In the back of a construction equipment auction house in Mount Pleasant, there is a row of storage units. In one, Alan Allsup and his friends have squirreled away a collection.
“This is the wood from the... I think it’s the ‘I-O-W-A’ from the ‘Iowa Wesleyan’ which was part of the old gym floor,” Allsup says, digging through the unit. Beside him stand a few antique crutches, some framed paintings and a stack of old chairs. It’s more or less junk. But for Allsup it’s an attempt to hold on to something.
“Everything happened so quickly and a lot of people didn’t know what was even being taken out or not,” Allsup says. “A lot of us, we want Iowa Wesleyan to be preserved somewhere.”
Last year, the Iowa Wesleyan Board of Trustees chairman said after 181 years Iowa Wesleyan University would turn its lights off.
“The board is committed that we would not start a semester if we did not have the funds to complete it,” Bob Miller said in March 2023 press conference. “That is what has forced us to this decision today.” He did not return numerous requests for comment for this story.
The town of Mount Pleasant was incorporated in 1842, the same year the university was established. The town and gown siblings grew up beside one another. And since the news of the closure, residents of Mount Pleasant have been working to preserve the memory of the university while making sense of its 60-acre campus.
A museum for IWU ‘pilgrims’
“That was my first thought: What is going to happen to the archives, to the historical collection ... that was housed in the university campus,” says Pat White, a board member of the Henry County Heritage Trust.
A short walk from campus, the Trust runs a museum — itself a repurposed elementary school. There, a whole room has been dedicated to archiving what remains of Iowa Wesleyan University.
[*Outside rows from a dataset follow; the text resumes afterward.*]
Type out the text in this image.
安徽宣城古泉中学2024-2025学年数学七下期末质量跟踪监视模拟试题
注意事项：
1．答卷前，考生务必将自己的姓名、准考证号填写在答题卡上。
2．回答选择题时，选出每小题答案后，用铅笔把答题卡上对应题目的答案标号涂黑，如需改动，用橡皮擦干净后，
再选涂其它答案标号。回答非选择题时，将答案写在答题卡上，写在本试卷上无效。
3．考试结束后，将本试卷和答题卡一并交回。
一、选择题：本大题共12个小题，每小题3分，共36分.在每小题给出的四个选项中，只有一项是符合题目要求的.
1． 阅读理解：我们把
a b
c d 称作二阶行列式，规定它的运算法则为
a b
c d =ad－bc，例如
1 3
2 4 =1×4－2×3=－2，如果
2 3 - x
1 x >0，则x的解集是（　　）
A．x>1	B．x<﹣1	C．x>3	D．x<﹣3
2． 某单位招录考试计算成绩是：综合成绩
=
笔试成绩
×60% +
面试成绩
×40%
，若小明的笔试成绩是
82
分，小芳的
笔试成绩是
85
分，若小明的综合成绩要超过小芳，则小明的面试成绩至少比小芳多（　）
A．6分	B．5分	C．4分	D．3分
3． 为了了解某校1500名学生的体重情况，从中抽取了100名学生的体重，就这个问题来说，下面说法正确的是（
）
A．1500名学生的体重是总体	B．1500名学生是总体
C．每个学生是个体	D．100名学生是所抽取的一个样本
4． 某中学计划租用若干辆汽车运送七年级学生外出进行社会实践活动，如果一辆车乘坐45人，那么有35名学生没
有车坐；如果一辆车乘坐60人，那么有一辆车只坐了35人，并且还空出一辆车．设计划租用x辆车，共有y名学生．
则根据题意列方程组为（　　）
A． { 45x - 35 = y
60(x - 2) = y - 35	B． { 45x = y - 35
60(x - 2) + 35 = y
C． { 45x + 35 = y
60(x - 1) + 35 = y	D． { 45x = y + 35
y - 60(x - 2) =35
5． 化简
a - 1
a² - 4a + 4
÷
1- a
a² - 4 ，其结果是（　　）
“It's important that these things that happened here, in little Mount Pleasant ... that it stays local, as much as possible,” she said.
Per Iowa Code, the University of Iowa gets first dibs, absorbing official documents like transcripts and course catalogs. It also received the university's collection of 50,000 insects. But that still leaves a great deal.
“It is over 8,000 items, objects and that doesn’t include anything in the file cabinets,” says Spencer Barton. He worked as an archivist at Iowa Wesleyan in what became its final year, and he hung around after, working as an independent museum consultant on the collection.
Barton’s job is to take stock of the odds and ends. They range from the ordinary: a collection of history books from each county in the state; to the wonderfully bizarre: a macabre scene featuring eleven taxidermized frogs. Ten members play miniature instruments; the band’s desiccated eleventh hops through the scene, perhaps elated to still be playing since it was deposited at Iowa Wesleyan in the early 1900s.
In the end, Barton shows me a finished product: a sketch of a museum installation that will tell the story of this institution that is no longer.
“People who make their pilgrimage to the campus every year or every ten years — however long it takes them — can come back and relive a little of that experience,” Barton says. “Even if it is a completely new place, it is still close to home.”
Carving the campus
The largest single artifact Iowa Wesleyan left behind was its campus, 60 acres just north of the town square. And while many loose ends remain, there is a plan.
Before the closure in 2023, and before the funding crisis in 2018, Iowa Wesleyan got a $21.4 million loan from the U.S. Department of Agriculture Rural Development division. The USDA declined to comment for this story and sent a general statement rather than responding to questions about the closure.
In its statement, a USDA Rural Development spokesperson claimed the division never took possession of the physical campus. But the USDA was the primary creditor and fiscal agent of the campus. It worked with the leadership of the campus to bring items and property to auction.
“At USDA Rural Development, we don’t own colleges,” State Director Theresa Greenfield told IPR News for a previous story.
The USDA became responsible for liquidating its assets after the Board of Trustees announced the closure. In January the results were released.
“If we can get a gymnasium space and a performing arts center for about $1.1 million dollars, you know, we’d be crazy not to entertain that,” says Mount Pleasant Schools Superintendent John Henrickson.
The school district purchased the single largest share of the campus. This includes a large gymnasium, track and field space, an auditorium and office space — all of which Henrickson says was a growing need for the district.
According to cost estimate to build similar facilities, the district was looking at paying as much as $48 million. The total cost for all the property bought is less than $1.3 million.
“I feel terrible about the closure of Iowa Wesleyan,” he says. “But we were able to purchase those facilities for an incredible bargain to meet the needs of the district.”
While property has exchanged hands, plans are still in the making. One buyer from the Quad Cities is planning to make apartments out of one of the old dorms. Another would make office space out of the wrestling facility. In all cases, the campus will change to fit the needs of the town.